The two ports stayed clogged irrespective of efforts for speeding up container processing amid a surge in demand for commodities. The White House has also announced adopting an around-the-clock schedule through October and a threat of fines for keeping containers at the dock for days.
A major supply chain crisis has resulted owing to a sudden drop in demand for shipping in the early days of the pandemic. It was also followed by a steep rise at the end of that year has led to shipping delays and blockages worldwide.
Containers are stacked up at docks for weeks waiting to be unloaded. However, a dire shortage of truck drivers and on-dock workers has resulted in long delays. Port jams indicate that the ships are not able to dock and/or drop new cargo.
The extent of the logjam continues to be unprecedented. When the Covid-19 pandemic had not started, the ports had not experienced a backlog exceeding 17 ships, Kip Louttit, Marine Exchange’s head, previously informed the Insider. Over the last few months, it is usual to observe more than 100 ships that are waiting to berth.
Last month, the two ports have reported that they would start to fine shipping enterprises. They would levy approximately $100 per day for each container that remains at the dock. The ports are now actively collecting the data during the initial days of November. They will start charging companies on 15 November.
The shipping companies have only three days to transfer containers if the next step is movement via rail, or nine days if by truck. Experts reportedly say that the fees will do just a little to get rid of port jams.
Corey Bertsch, VP Solutions Consulting at Slync.io, an international logistics major has said that the problem is not zero desire to shift boxes but the absence of space is.
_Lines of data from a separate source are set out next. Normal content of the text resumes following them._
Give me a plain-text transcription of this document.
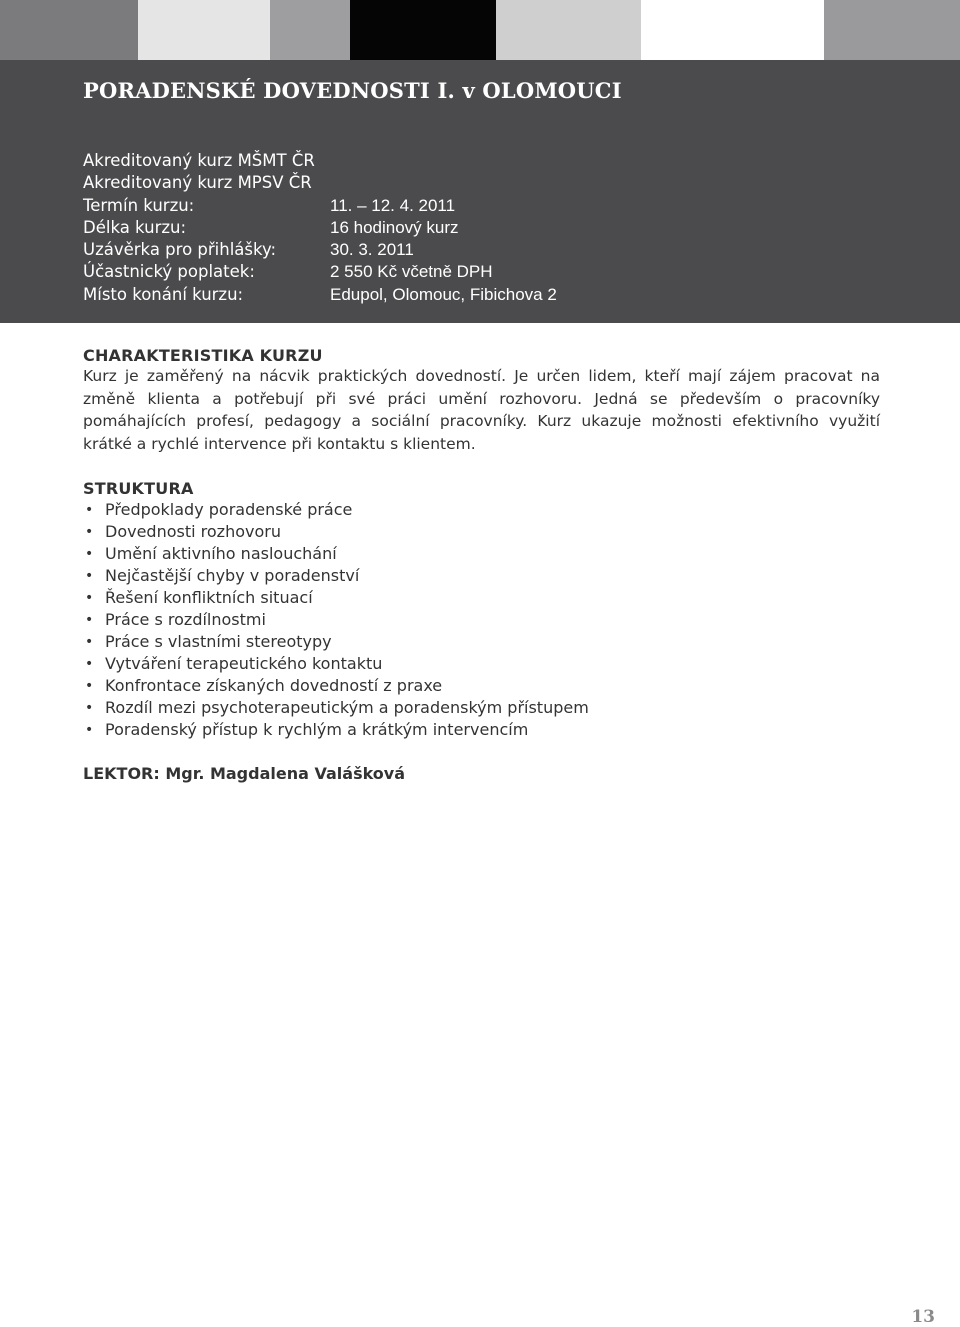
PORADENSKÉ DOVEDNOSTI I. v OLOMOUCI
Akreditovaný kurz MŠMT ČR
Akreditovaný kurz MPSV ČR
Termín kurzu:	11. – 12. 4. 2011
Délka kurzu:	16 hodinový kurz
Uzávěrka pro přihlášky:	30. 3. 2011
Účastnický poplatek:	2 550 Kč včetně DPH
Místo konání kurzu:	Edupol, Olomouc, Fibichova 2
CHARAKTERISTIKA KURZU
Kurz je zaměřený na nácvik praktických dovedností. Je určen lidem, kteří mají zájem pracovat na změně klienta a potřebují při své práci umění rozhovoru. Jedná se především o pracovníky pomáhajících profesí, pedagogy a sociální pracovníky. Kurz ukazuje možnosti efektivního využití krátké a rychlé intervence při kontaktu s klientem.
STRUKTURA
• Předpoklady poradenské práce
• Dovednosti rozhovoru
• Umění aktivního naslouchání
• Nejčastější chyby v poradenství
• Řešení konfliktních situací
• Práce s rozdílnostmi
• Práce s vlastními stereotypy
• Vytváření terapeutického kontaktu
• Konfrontace získaných dovedností z praxe
• Rozdíl mezi psychoterapeutickým a poradenským přístupem
• Poradenský přístup k rychlým a krátkým intervencím
LEKTOR: Mgr. Magdalena Valášková
13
The fine will be passed to the owners of cargo who are likely to begrudgingly acknowledge that the rates have risen. The containers would move if they could, but it is a combination of trucks, warehouses, and labor-related issues.
Per data shared by American Shipper, the trade publication, during the initial days of the month, there were about 60,000 cargo containers at the ports for over nine days. They would, therefore, be charged a fine.